Metadata-Version: 2.1
Name: mex-artificial
Version: 0.5.3
Summary: Create artificial data for the MEx project.
Author-Email: MEx Team <mex@rki.de>
License: MIT License
         
         Copyright (c) 2025 Robert Koch-Institut
         
         Permission is hereby granted, free of charge, to any person obtaining a copy
         of this software and associated documentation files (the "Software"), to deal
         in the Software without restriction, including without limitation the rights
         to use, copy, modify, merge, publish, distribute, sublicense, and/or sell
         copies of the Software, and to permit persons to whom the Software is
         furnished to do so, subject to the following conditions:
         
         The above copyright notice and this permission notice shall be included in all
         copies or substantial portions of the Software.
         
         THE SOFTWARE IS PROVIDED "AS IS", WITHOUT WARRANTY OF ANY KIND, EXPRESS OR
         IMPLIED, INCLUDING BUT NOT LIMITED TO THE WARRANTIES OF MERCHANTABILITY,
         FITNESS FOR A PARTICULAR PURPOSE AND NONINFRINGEMENT. IN NO EVENT SHALL THE
         AUTHORS OR COPYRIGHT HOLDERS BE LIABLE FOR ANY CLAIM, DAMAGES OR OTHER
         LIABILITY, WHETHER IN AN ACTION OF CONTRACT, TORT OR OTHERWISE, ARISING FROM,
         OUT OF OR IN CONNECTION WITH THE SOFTWARE OR THE USE OR OTHER DEALINGS IN THE
         SOFTWARE.
         
Project-URL: Repository, https://github.com/robert-koch-institut/mex-artificial
Requires-Python: <3.13,>=3.11
Requires-Dist: annotated-types<=0.7
Requires-Dist: faker<38,>=37
Requires-Dist: mex-common>=0.64
Requires-Dist: pydantic>=2
Requires-Dist: typer>=0.13
Provides-Extra: dev
Requires-Dist: ipdb>=0.13; extra == "dev"
Requires-Dist: mypy>=1; extra == "dev"
Requires-Dist: pytest-cov>=6; extra == "dev"
Requires-Dist: pytest-random-order>=1; extra == "dev"
Requires-Dist: pytest-xdist>=3; extra == "dev"
Requires-Dist: pytest>=8; extra == "dev"
Requires-Dist: ruff>=0.12; extra == "dev"
Requires-Dist: sphinx>=8; extra == "dev"
Description-Content-Type: text/markdown

# MEx artificial

Create artificial data for the MEx project.

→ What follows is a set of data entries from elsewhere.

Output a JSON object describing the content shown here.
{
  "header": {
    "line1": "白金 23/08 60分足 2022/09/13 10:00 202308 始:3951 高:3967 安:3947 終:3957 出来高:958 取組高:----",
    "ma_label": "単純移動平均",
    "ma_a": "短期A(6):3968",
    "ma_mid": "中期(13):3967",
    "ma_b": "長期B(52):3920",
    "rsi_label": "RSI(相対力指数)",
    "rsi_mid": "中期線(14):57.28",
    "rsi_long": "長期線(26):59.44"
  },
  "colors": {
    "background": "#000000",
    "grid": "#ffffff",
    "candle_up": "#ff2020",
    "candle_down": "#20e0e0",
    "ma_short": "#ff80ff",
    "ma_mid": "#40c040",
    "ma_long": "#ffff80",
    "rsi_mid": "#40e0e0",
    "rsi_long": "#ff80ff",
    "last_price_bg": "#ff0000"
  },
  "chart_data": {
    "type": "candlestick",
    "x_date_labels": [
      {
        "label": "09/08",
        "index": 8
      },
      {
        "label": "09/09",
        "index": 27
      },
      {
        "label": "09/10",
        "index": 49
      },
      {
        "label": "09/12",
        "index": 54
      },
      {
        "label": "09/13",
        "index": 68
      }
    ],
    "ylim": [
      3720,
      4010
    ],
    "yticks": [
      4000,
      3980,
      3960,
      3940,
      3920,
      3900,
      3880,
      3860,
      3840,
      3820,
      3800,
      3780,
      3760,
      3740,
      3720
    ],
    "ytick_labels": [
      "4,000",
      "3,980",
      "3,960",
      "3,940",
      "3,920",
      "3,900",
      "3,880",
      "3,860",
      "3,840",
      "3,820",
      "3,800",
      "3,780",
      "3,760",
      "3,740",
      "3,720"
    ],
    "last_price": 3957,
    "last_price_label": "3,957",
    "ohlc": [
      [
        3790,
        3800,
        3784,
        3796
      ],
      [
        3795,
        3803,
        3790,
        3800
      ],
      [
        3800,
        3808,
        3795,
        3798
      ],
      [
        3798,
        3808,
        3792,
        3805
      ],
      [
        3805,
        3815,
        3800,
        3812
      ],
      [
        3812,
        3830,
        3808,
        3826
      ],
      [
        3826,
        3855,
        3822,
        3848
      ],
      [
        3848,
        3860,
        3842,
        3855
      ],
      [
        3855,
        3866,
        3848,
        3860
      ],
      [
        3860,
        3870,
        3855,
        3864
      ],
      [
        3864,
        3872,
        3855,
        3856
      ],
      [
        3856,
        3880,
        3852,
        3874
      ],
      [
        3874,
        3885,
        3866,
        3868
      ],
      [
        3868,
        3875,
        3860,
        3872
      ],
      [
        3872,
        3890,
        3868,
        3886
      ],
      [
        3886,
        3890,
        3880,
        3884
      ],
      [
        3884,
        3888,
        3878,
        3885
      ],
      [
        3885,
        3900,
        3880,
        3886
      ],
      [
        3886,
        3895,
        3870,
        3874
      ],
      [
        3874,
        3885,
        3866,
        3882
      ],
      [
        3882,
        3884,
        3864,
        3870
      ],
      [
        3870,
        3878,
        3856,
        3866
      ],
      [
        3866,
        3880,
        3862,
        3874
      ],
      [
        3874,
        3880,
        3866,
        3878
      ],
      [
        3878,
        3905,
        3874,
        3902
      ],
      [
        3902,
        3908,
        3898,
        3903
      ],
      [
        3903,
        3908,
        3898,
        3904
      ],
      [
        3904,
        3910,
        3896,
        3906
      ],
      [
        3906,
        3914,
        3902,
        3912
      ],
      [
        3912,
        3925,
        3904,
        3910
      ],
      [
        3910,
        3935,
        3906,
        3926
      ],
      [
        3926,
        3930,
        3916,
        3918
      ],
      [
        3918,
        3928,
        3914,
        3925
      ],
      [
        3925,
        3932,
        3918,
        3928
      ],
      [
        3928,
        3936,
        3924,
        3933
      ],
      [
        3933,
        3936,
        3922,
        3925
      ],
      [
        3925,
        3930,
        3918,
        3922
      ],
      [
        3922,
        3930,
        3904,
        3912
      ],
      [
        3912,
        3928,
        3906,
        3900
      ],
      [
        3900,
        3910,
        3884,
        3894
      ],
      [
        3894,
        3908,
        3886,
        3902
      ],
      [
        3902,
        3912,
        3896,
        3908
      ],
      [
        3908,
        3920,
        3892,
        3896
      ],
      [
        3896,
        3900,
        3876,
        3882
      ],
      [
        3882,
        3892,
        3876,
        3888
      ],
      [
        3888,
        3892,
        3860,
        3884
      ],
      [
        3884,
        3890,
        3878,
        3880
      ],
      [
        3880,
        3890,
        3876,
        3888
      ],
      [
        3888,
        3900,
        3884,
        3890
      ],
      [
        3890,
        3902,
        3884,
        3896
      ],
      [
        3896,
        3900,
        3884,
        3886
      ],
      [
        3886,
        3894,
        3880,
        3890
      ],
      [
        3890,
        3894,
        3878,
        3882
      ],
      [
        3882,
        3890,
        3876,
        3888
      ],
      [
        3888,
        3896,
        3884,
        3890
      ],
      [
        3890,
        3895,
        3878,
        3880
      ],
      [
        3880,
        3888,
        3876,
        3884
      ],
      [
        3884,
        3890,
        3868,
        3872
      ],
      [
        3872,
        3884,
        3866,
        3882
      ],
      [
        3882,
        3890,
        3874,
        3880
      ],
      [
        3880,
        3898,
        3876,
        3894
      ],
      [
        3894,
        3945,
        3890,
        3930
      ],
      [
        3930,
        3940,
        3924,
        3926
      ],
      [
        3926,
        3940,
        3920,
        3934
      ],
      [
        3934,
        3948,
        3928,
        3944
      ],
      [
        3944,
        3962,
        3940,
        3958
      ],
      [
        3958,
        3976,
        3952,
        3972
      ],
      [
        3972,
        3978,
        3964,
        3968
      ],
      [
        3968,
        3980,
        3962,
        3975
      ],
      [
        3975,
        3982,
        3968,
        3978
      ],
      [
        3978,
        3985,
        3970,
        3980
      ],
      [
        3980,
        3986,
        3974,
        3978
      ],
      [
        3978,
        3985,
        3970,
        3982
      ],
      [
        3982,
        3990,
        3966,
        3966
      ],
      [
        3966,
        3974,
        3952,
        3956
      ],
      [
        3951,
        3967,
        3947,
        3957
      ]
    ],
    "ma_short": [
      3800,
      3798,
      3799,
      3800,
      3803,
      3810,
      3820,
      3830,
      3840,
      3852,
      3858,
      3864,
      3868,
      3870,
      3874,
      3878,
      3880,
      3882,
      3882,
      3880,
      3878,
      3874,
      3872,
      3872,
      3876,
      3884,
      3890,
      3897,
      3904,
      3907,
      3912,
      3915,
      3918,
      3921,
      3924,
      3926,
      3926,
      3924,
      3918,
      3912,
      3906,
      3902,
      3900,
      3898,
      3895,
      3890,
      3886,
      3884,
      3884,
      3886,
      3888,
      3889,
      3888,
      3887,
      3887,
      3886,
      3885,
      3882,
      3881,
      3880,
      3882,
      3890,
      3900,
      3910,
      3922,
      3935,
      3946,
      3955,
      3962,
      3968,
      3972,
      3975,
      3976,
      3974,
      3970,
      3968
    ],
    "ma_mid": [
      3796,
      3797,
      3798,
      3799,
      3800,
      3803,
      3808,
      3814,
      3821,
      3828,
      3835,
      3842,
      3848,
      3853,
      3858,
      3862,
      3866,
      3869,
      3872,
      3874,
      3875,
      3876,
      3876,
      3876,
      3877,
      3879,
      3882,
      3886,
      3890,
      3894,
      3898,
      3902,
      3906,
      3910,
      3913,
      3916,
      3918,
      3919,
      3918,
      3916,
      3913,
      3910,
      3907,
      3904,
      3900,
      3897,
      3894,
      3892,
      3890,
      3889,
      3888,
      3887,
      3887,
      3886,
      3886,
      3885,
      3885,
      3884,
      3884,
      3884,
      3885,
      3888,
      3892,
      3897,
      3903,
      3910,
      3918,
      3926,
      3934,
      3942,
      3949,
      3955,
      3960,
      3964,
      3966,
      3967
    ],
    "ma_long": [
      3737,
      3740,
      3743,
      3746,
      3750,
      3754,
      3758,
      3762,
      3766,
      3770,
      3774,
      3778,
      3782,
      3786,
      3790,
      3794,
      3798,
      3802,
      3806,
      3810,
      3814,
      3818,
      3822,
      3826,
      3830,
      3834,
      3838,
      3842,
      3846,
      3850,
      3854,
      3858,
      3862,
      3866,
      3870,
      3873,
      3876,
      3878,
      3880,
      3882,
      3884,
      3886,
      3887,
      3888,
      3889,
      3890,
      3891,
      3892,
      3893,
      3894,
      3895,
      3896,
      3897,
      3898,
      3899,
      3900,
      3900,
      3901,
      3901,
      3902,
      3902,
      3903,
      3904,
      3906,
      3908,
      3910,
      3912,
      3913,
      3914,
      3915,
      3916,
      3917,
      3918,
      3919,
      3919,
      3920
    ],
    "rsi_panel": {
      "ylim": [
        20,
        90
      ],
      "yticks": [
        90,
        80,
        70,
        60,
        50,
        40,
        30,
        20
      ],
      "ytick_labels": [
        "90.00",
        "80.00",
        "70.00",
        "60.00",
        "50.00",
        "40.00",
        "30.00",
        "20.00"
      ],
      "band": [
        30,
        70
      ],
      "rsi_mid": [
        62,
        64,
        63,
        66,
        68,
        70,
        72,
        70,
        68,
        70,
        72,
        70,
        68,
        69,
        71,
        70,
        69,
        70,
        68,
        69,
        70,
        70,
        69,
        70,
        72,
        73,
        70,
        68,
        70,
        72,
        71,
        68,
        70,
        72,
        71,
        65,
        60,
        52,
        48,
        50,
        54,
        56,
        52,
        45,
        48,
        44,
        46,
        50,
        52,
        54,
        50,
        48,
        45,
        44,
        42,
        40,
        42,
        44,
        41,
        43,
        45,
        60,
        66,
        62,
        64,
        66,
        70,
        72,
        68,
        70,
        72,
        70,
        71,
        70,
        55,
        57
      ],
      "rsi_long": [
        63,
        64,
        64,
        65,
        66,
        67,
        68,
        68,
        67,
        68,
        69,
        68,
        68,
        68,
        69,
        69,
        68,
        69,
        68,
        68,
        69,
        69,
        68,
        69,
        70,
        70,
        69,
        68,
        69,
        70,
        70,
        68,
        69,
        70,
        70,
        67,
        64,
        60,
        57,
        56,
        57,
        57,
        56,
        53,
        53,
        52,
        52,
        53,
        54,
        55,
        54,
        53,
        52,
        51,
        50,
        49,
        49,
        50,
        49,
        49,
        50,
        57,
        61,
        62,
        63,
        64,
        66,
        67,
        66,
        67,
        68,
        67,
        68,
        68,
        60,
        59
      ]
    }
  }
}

[![cookiecutter](https://github.com/robert-koch-institut/mex-artificial/actions/workflows/cookiecutter.yml/badge.svg)](https://github.com/robert-koch-institut/mex-template)
[![cve-scan](https://github.com/robert-koch-institut/mex-artificial/actions/workflows/cve-scan.yml/badge.svg)](https://github.com/robert-koch-institut/mex-artificial/actions/workflows/cve-scan.yml)
[![documentation](https://github.com/robert-koch-institut/mex-artificial/actions/workflows/documentation.yml/badge.svg)](https://robert-koch-institut.github.io/mex-artificial)
[![linting](https://github.com/robert-koch-institut/mex-artificial/actions/workflows/linting.yml/badge.svg)](https://github.com/robert-koch-institut/mex-artificial/actions/workflows/linting.yml)
[![open-code](https://github.com/robert-koch-institut/mex-artificial/actions/workflows/open-code.yml/badge.svg)](https://gitlab.opencode.de/robert-koch-institut/mex/mex-artificial)
[![testing](https://github.com/robert-koch-institut/mex-artificial/actions/workflows/testing.yml/badge.svg)](https://github.com/robert-koch-institut/mex-artificial/actions/workflows/testing.yml)

## Project

The Metadata Exchange (MEx) project is committed to improve the retrieval of RKI
research data and projects. How? By focusing on metadata: instead of providing the
actual research data directly, the MEx metadata catalog captures descriptive information
about research data and activities. On this basis, we want to make the data FAIR[^1] so
that it can be shared with others.

Via MEx, metadata will be made findable, accessible and shareable, as well as available
for further research. The goal is to get an overview of what research data is available,
understand its context, and know what needs to be considered for subsequent use.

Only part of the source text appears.